Вожак повернул к морю. Сизый был зоркой птицей, и Вожак верил ему, но все равно он решил еще раз осмотреть место. Он вспомнил, как тогда, в первый вечер свободы, он пристроился к одной стае, пристроился по-воровски, не вступая ни с кем в разговоры. Он рассчитывал долететь до Африки, а там найти мать. «Она поймет меня, — думал он, — не может быть, чтобы мама оказалась такой же жестокой, как все остальные». Но когда тот вожак — его звали Молчун — повел гусей на ночлег, он вспомнил, что попался именно на таком же аккуратном, зеленом лугу, и закричал птицам, что там могут быть сети, но его не послушались, а один из стаи даже оттолкнул его, грубо оттолкнул — левым крылом и клювом.
Боже, как же он кричал тогда, делая низкие круги над птицами, попавшими в сети, как плакал он, оставшись снова один, как он кричал вожаку: «Старый напыщенный дурак! Тебе пора подыхать, а каково будет молодым в неволе?! Я же говорил вам! Я же говорил!» — «Как ты узнал, что здесь сети? — спросил Молчун. — Ведь наша разведка не заметила их». — «А что может ваша разведка?! Ей бы посидеть там, где сидел я, ей бы почувствовать себя отверженным, как это я чувствовал, ей бы так истосковаться по своим, как я истосковался, — тогда бы они поняли, где прячут сети!» — «Ты не улетай, — попросил его тогда старый вожак. — Там, на бугре, сетей нет. Побудь с нами, дождись утра, а потом расскажешь другим птицам, как мы погибли».

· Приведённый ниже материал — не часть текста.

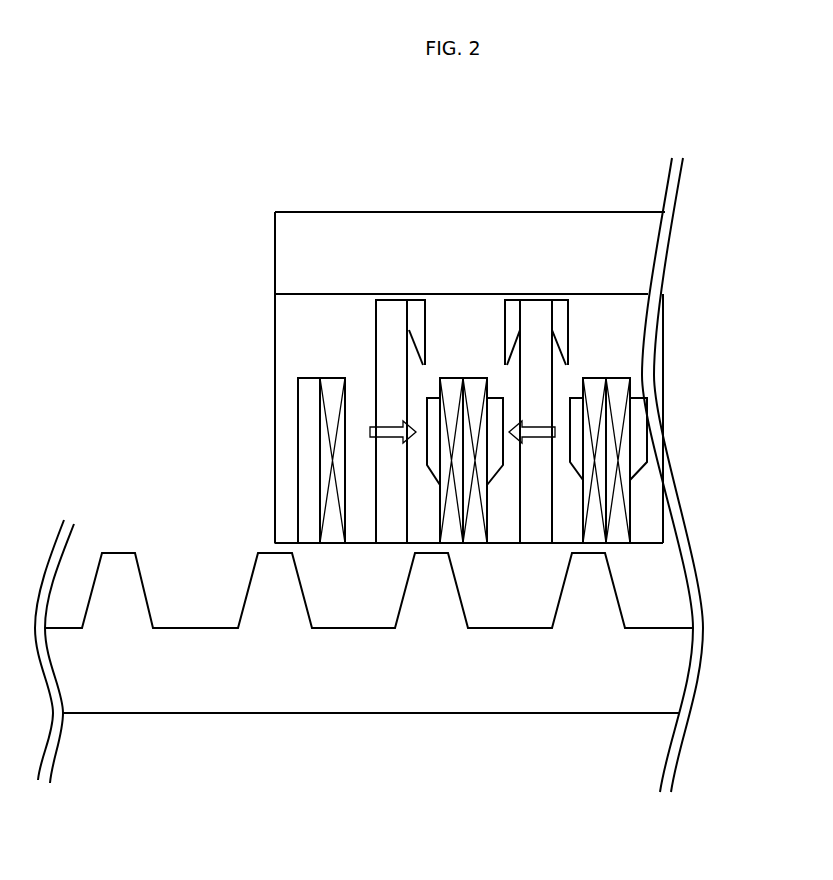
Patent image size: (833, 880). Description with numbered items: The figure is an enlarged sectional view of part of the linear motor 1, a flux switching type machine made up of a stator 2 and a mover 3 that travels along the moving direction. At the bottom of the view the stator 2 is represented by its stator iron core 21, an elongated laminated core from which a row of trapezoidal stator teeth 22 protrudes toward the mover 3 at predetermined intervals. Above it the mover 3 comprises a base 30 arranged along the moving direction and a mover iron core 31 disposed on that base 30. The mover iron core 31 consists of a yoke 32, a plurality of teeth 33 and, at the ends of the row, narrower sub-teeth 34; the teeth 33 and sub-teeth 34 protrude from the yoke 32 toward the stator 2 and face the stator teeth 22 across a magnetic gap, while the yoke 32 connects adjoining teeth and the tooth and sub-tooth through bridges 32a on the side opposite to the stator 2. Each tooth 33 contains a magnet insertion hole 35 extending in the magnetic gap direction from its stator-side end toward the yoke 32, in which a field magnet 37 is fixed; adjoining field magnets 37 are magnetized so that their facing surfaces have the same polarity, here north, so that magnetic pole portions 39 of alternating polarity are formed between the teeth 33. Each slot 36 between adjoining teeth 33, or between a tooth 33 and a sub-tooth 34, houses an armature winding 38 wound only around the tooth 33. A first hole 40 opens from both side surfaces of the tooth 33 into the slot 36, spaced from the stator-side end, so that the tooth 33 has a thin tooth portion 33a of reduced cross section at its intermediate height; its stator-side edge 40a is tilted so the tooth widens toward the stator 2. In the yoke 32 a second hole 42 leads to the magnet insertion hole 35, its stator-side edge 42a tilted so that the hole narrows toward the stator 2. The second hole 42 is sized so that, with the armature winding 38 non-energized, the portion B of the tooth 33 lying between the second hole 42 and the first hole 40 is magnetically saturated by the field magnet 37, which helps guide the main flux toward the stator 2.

Но гуси тогда не погибли. Люди окольцевали их, а потом дали улететь, и Молчун пропустил его вперед, а сам пристроился вторым, дав понять птицам, что не он теперь вожак косяка, а этот молодой гусь, который так кричал вчера им об опасности, и так мужественно провел с ними, обреченными, всю ночь, и так рискованно кружил над ними, пока люди надевали им на лапы толстые металлические кольца.
Степанов понял, что старый гусь с седым подкрылком и кольцом на лапе посадил птиц в сети. Он понял это по страшному крику, который начался за грядкой тяжелых бугров. Степанов положил ружье на плащ, снял с себя патронташ и пошел к морю. Он думал, что легко сможет найти птиц по их крику, но внезапно на море настала тишина, и Степанов, удивившись, замер. Он постоял мгновение и, подумав, что птицы сели на лед, решил вернуться в свой скрадок.
Но потом гуси снова пронзительно закричали, и крик их был долгим и тревожным, и Степанов пошел к морю.
«Тихо! Не орать! Я что сказал! — остервенело рявкнул Вожак. — Не распускайте нюни! Пусть каждый пытается перервать сеть возле себя. Главное — вырваться отсюда. Потом мы сядем на островок, освободим лапы и полетим дальше. У меня так было два раза, — солгал он. — Ничего страшного. Главное, чтобы не было паники».
Он знал, что сети невозможно перегрызть клювом, но он хотел, чтобы птицы были заняты работой всю эту короткую, серую беззвездную ночь, ибо в работе быстрее бежит время и нет того страшного ощущения безысходности, которое бывает, когда сидишь сложа крылья.